Front Desk


Using Technology to Serve E-Clients 


By Maria Lund, LEAP, CEAP


The EAP profession is at a juncture of opportunity wherein we can adopt and integrate today’s technological advancements in the interest of better engaging clients. Doing so can be to our advantage, especially where we seek to remain relevant and effective with young employees.


There are important elements of our work that don’t involve technology and people who prefer less technological approaches, so we need to maintain the status quo where it serves us well. However, it’s also true that an “e-connection” is a hard-wired preference for the Facebook Generation. This distinction might make all the difference between young people utilizing your EAP (if they can shoot you a text) versus passing you by for an online alternative (if they have to pick up the telephone). However, this opportunity does not stop with young employees. Being adaptive to emerging preferences and needs can help make us more effective at what we do with all our clients.


In this issue’s cover story, Leah Szemborski, an EA professional and member of the Facebook Generation, examines how EAPs can better utilize existing websites and use social media to build their online presence. In addition to her recommendations, a panel of EA professionals in the U.S. and abroad present their suggestions for making EAP relevant to young employees.


Social media and websites are merely one of the platforms EAPs can use to reach young employees. Kathleen Greer and Associates (KGA) embarked on an initiative to determine the leading behavioral health apps. As Kathleen points out, “digital natives see apps as a viable mechanism for self-help.” As a result EAP counselors need to be aware of a variety of high-quality apps that could serve as an adjunct to counseling sessions and referrals for treatment.

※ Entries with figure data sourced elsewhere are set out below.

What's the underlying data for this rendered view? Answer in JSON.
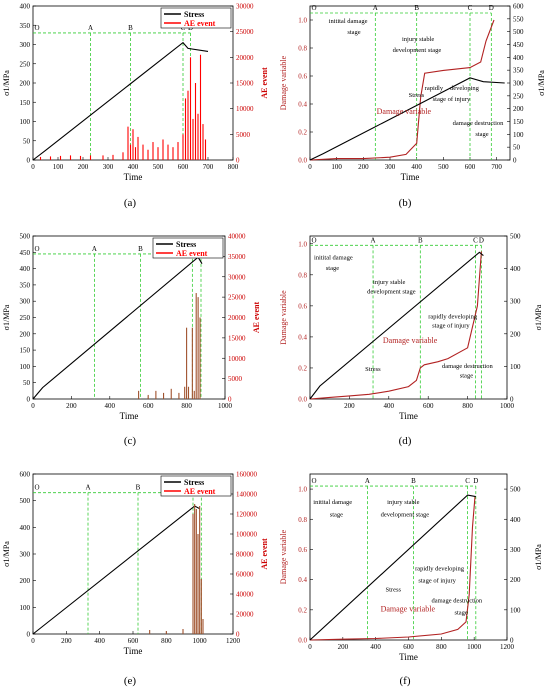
{
  "chart_data": [
    {
      "panel": "(a)",
      "type": "line",
      "xlabel": "Time",
      "ylabel": "σ1/MPa",
      "y2label": "AE event",
      "xlim": [
        0,
        800
      ],
      "ylim": [
        0,
        400
      ],
      "y2lim": [
        0,
        30000
      ],
      "xticks": [
        0,
        100,
        200,
        300,
        400,
        500,
        600,
        700,
        800
      ],
      "yticks": [
        0,
        50,
        100,
        150,
        200,
        250,
        300,
        350,
        400
      ],
      "y2ticks": [
        0,
        5000,
        10000,
        15000,
        20000,
        25000,
        30000
      ],
      "legend": [
        "Stress",
        "AE event"
      ],
      "legend_position": "top-right",
      "series": [
        {
          "name": "Stress",
          "color": "#000000",
          "axis": "left",
          "x": [
            0,
            50,
            600,
            620,
            700
          ],
          "y": [
            0,
            25,
            305,
            290,
            282
          ]
        },
        {
          "name": "AE event",
          "color": "#ff0000",
          "axis": "right",
          "kind": "spikes",
          "x": [
            30,
            70,
            110,
            150,
            190,
            230,
            280,
            320,
            360,
            380,
            390,
            400,
            410,
            420,
            440,
            460,
            480,
            500,
            520,
            540,
            560,
            580,
            600,
            610,
            620,
            630,
            640,
            650,
            660,
            670,
            680,
            690
          ],
          "y": [
            600,
            700,
            800,
            900,
            800,
            900,
            900,
            1000,
            1500,
            6500,
            3000,
            6000,
            2500,
            4500,
            3000,
            2000,
            3500,
            2500,
            4000,
            3000,
            2500,
            3500,
            5000,
            12000,
            13500,
            20000,
            8000,
            15000,
            9000,
            20500,
            7000,
            4000
          ]
        }
      ],
      "stage_x": [
        0,
        230,
        390,
        600,
        630
      ],
      "stage_labels": [
        "O",
        "A",
        "B",
        "C",
        "D"
      ],
      "stage_y": 330
    },
    {
      "panel": "(b)",
      "type": "line",
      "xlabel": "Time",
      "ylabel": "Damage variable",
      "y2label": "σ1/MPa",
      "xlim": [
        0,
        750
      ],
      "ylim": [
        0,
        1.1
      ],
      "y2lim": [
        0,
        600
      ],
      "xticks": [
        0,
        100,
        200,
        300,
        400,
        500,
        600,
        700
      ],
      "yticks": [
        0.0,
        0.2,
        0.4,
        0.6,
        0.8,
        1.0
      ],
      "y2ticks": [
        0,
        50,
        100,
        150,
        200,
        250,
        300,
        350,
        400,
        450,
        500,
        550,
        600
      ],
      "series": [
        {
          "name": "Damage variable",
          "color": "#b22222",
          "axis": "left",
          "x": [
            0,
            100,
            200,
            300,
            360,
            400,
            415,
            430,
            500,
            600,
            640,
            660,
            690
          ],
          "y": [
            0,
            0.01,
            0.01,
            0.02,
            0.04,
            0.12,
            0.45,
            0.62,
            0.64,
            0.66,
            0.7,
            0.85,
            1.0
          ]
        },
        {
          "name": "Stress",
          "color": "#000000",
          "axis": "right",
          "x": [
            0,
            50,
            600,
            650,
            730
          ],
          "y": [
            0,
            25,
            320,
            305,
            300
          ]
        }
      ],
      "stage_x": [
        0,
        245,
        400,
        600,
        680
      ],
      "stage_labels": [
        "O",
        "A",
        "B",
        "C",
        "D"
      ],
      "stage_y": 1.05,
      "annotations": [
        {
          "text": "initital damage",
          "x": 70,
          "y": 0.98
        },
        {
          "text": "stage",
          "x": 140,
          "y": 0.9
        },
        {
          "text": "injury stable",
          "x": 345,
          "y": 0.85
        },
        {
          "text": "development stage",
          "x": 310,
          "y": 0.77
        },
        {
          "text": "Stress",
          "x": 370,
          "y": 0.45
        },
        {
          "text": "rapidly",
          "x": 430,
          "y": 0.5
        },
        {
          "text": "developing",
          "x": 525,
          "y": 0.5
        },
        {
          "text": "stage of injury",
          "x": 460,
          "y": 0.42
        },
        {
          "text": "Damage variable",
          "x": 250,
          "y": 0.33
        },
        {
          "text": "damage destruction",
          "x": 535,
          "y": 0.25
        },
        {
          "text": "stage",
          "x": 620,
          "y": 0.17
        }
      ]
    },
    {
      "panel": "(c)",
      "type": "line",
      "xlabel": "Time",
      "ylabel": "σ1/MPa",
      "y2label": "AE event",
      "xlim": [
        0,
        1000
      ],
      "ylim": [
        0,
        500
      ],
      "y2lim": [
        0,
        40000
      ],
      "xticks": [
        0,
        200,
        400,
        600,
        800,
        1000
      ],
      "yticks": [
        0,
        50,
        100,
        150,
        200,
        250,
        300,
        350,
        400,
        450,
        500
      ],
      "y2ticks": [
        0,
        5000,
        10000,
        15000,
        20000,
        25000,
        30000,
        35000,
        40000
      ],
      "legend": [
        "Stress",
        "AE event"
      ],
      "legend_position": "top-right",
      "series": [
        {
          "name": "Stress",
          "color": "#000000",
          "axis": "left",
          "x": [
            0,
            50,
            860,
            880
          ],
          "y": [
            0,
            35,
            435,
            415
          ]
        },
        {
          "name": "AE event",
          "color": "#a0522d",
          "axis": "right",
          "kind": "spikes",
          "x": [
            550,
            600,
            640,
            680,
            720,
            760,
            790,
            800,
            810,
            830,
            840,
            850,
            860,
            870
          ],
          "y": [
            2000,
            1000,
            2000,
            1500,
            2500,
            1500,
            3000,
            17500,
            3000,
            17500,
            2000,
            26000,
            25000,
            20000
          ]
        }
      ],
      "stage_x": [
        0,
        320,
        560,
        830,
        875
      ],
      "stage_labels": [
        "O",
        "A",
        "B",
        "C",
        "D"
      ],
      "stage_y": 445
    },
    {
      "panel": "(d)",
      "type": "line",
      "xlabel": "Time",
      "ylabel": "Damage variable",
      "y2label": "σ1/MPa",
      "xlim": [
        0,
        1000
      ],
      "ylim": [
        0,
        1.05
      ],
      "y2lim": [
        0,
        500
      ],
      "xticks": [
        0,
        200,
        400,
        600,
        800,
        1000
      ],
      "yticks": [
        0.0,
        0.2,
        0.4,
        0.6,
        0.8,
        1.0
      ],
      "y2ticks": [
        0,
        100,
        200,
        300,
        400,
        500
      ],
      "series": [
        {
          "name": "Damage variable",
          "color": "#b22222",
          "axis": "left",
          "x": [
            0,
            100,
            200,
            300,
            400,
            500,
            540,
            560,
            580,
            650,
            700,
            800,
            850,
            870
          ],
          "y": [
            0,
            0.01,
            0.02,
            0.03,
            0.05,
            0.08,
            0.12,
            0.2,
            0.22,
            0.24,
            0.26,
            0.33,
            0.6,
            0.95
          ]
        },
        {
          "name": "Stress",
          "color": "#000000",
          "axis": "right",
          "x": [
            0,
            50,
            860,
            880
          ],
          "y": [
            0,
            40,
            450,
            440
          ]
        }
      ],
      "stage_x": [
        0,
        320,
        560,
        840,
        870
      ],
      "stage_labels": [
        "O",
        "A",
        "B",
        "C",
        "D"
      ],
      "stage_y": 0.99,
      "annotations": [
        {
          "text": "initital damage",
          "x": 20,
          "y": 0.9
        },
        {
          "text": "stage",
          "x": 80,
          "y": 0.83
        },
        {
          "text": "injury stable",
          "x": 320,
          "y": 0.74
        },
        {
          "text": "development stage",
          "x": 290,
          "y": 0.68
        },
        {
          "text": "rapidly developing",
          "x": 600,
          "y": 0.52
        },
        {
          "text": "stage of injury",
          "x": 620,
          "y": 0.46
        },
        {
          "text": "Damage variable",
          "x": 370,
          "y": 0.36
        },
        {
          "text": "Stress",
          "x": 280,
          "y": 0.18
        },
        {
          "text": "damage destruction",
          "x": 670,
          "y": 0.2
        },
        {
          "text": "stage",
          "x": 760,
          "y": 0.14
        }
      ]
    },
    {
      "panel": "(e)",
      "type": "line",
      "xlabel": "Time",
      "ylabel": "σ1/MPa",
      "y2label": "AE event",
      "xlim": [
        0,
        1200
      ],
      "ylim": [
        0,
        600
      ],
      "y2lim": [
        0,
        160000
      ],
      "xticks": [
        0,
        200,
        400,
        600,
        800,
        1000,
        1200
      ],
      "yticks": [
        0,
        100,
        200,
        300,
        400,
        500,
        600
      ],
      "y2ticks": [
        0,
        20000,
        40000,
        60000,
        80000,
        100000,
        120000,
        140000,
        160000
      ],
      "legend": [
        "Stress",
        "AE event"
      ],
      "legend_position": "top-right",
      "series": [
        {
          "name": "Stress",
          "color": "#000000",
          "axis": "left",
          "x": [
            0,
            970,
            1000
          ],
          "y": [
            0,
            480,
            470
          ]
        },
        {
          "name": "AE event",
          "color": "#a0522d",
          "axis": "right",
          "kind": "spikes",
          "x": [
            700,
            800,
            900,
            960,
            970,
            980,
            990,
            1000,
            1010,
            1020
          ],
          "y": [
            4000,
            3000,
            5000,
            120000,
            130000,
            125000,
            100000,
            128000,
            55000,
            15000
          ]
        }
      ],
      "stage_x": [
        0,
        330,
        630,
        960,
        1010
      ],
      "stage_labels": [
        "O",
        "A",
        "B",
        "C",
        "D"
      ],
      "stage_y": 530
    },
    {
      "panel": "(f)",
      "type": "line",
      "xlabel": "Time",
      "ylabel": "Damage variable",
      "y2label": "σ1/MPa",
      "xlim": [
        0,
        1200
      ],
      "ylim": [
        0,
        1.1
      ],
      "y2lim": [
        0,
        550
      ],
      "xticks": [
        0,
        200,
        400,
        600,
        800,
        1000,
        1200
      ],
      "yticks": [
        0.0,
        0.2,
        0.4,
        0.6,
        0.8,
        1.0
      ],
      "y2ticks": [
        0,
        100,
        200,
        300,
        400,
        500
      ],
      "series": [
        {
          "name": "Damage variable",
          "color": "#b22222",
          "axis": "left",
          "x": [
            0,
            200,
            400,
            600,
            800,
            900,
            950,
            970,
            990,
            1005
          ],
          "y": [
            0,
            0.005,
            0.01,
            0.02,
            0.04,
            0.07,
            0.12,
            0.3,
            0.75,
            0.95
          ]
        },
        {
          "name": "Stress",
          "color": "#000000",
          "axis": "right",
          "x": [
            0,
            960,
            1010
          ],
          "y": [
            0,
            480,
            475
          ]
        }
      ],
      "stage_x": [
        0,
        350,
        630,
        960,
        1010
      ],
      "stage_labels": [
        "O",
        "A",
        "B",
        "C",
        "D"
      ],
      "stage_y": 1.02,
      "annotations": [
        {
          "text": "initital damage",
          "x": 20,
          "y": 0.9
        },
        {
          "text": "stage",
          "x": 120,
          "y": 0.82
        },
        {
          "text": "injury stable",
          "x": 470,
          "y": 0.9
        },
        {
          "text": "development stage",
          "x": 430,
          "y": 0.82
        },
        {
          "text": "rapidly developing",
          "x": 640,
          "y": 0.46
        },
        {
          "text": "stage of injury",
          "x": 660,
          "y": 0.38
        },
        {
          "text": "Stress",
          "x": 460,
          "y": 0.32
        },
        {
          "text": "Damage variable",
          "x": 430,
          "y": 0.19
        },
        {
          "text": "damage destruction",
          "x": 740,
          "y": 0.25
        },
        {
          "text": "stage",
          "x": 880,
          "y": 0.17
        }
      ]
    }
  ]
}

For EA practitioners Kathleen’s list serves as an excellent resource for engaging young people who might not otherwise utilize EAP.


Video counseling (VC) is another important technological tool. Barb Veder, Kelly Beaudoin, and Stan Pope present important outcomes of their Shepell study in which they sought to evaluate their VC program and contribute to current literature on this topic. Expanding EAP services with video counseling can offer significant benefits to clients of all ages.


This issue of the Journal has other great articles. In a 1st quarter JEA article, Dr. Richard Brown described how Behavioral Screening and Intervention (BSI) offers a more effective approach to treating employees’ behavioral problems than traditional workplace wellness programs. In part two, Dr. Brown explains how EAP practitioners can address this gap and deliver BSI to their customers.


Elsewhere, Mark Attridge, Marina London, Jeff Harris, and Puneet Leekha offer insights and observations in their respective columns. Happy reading!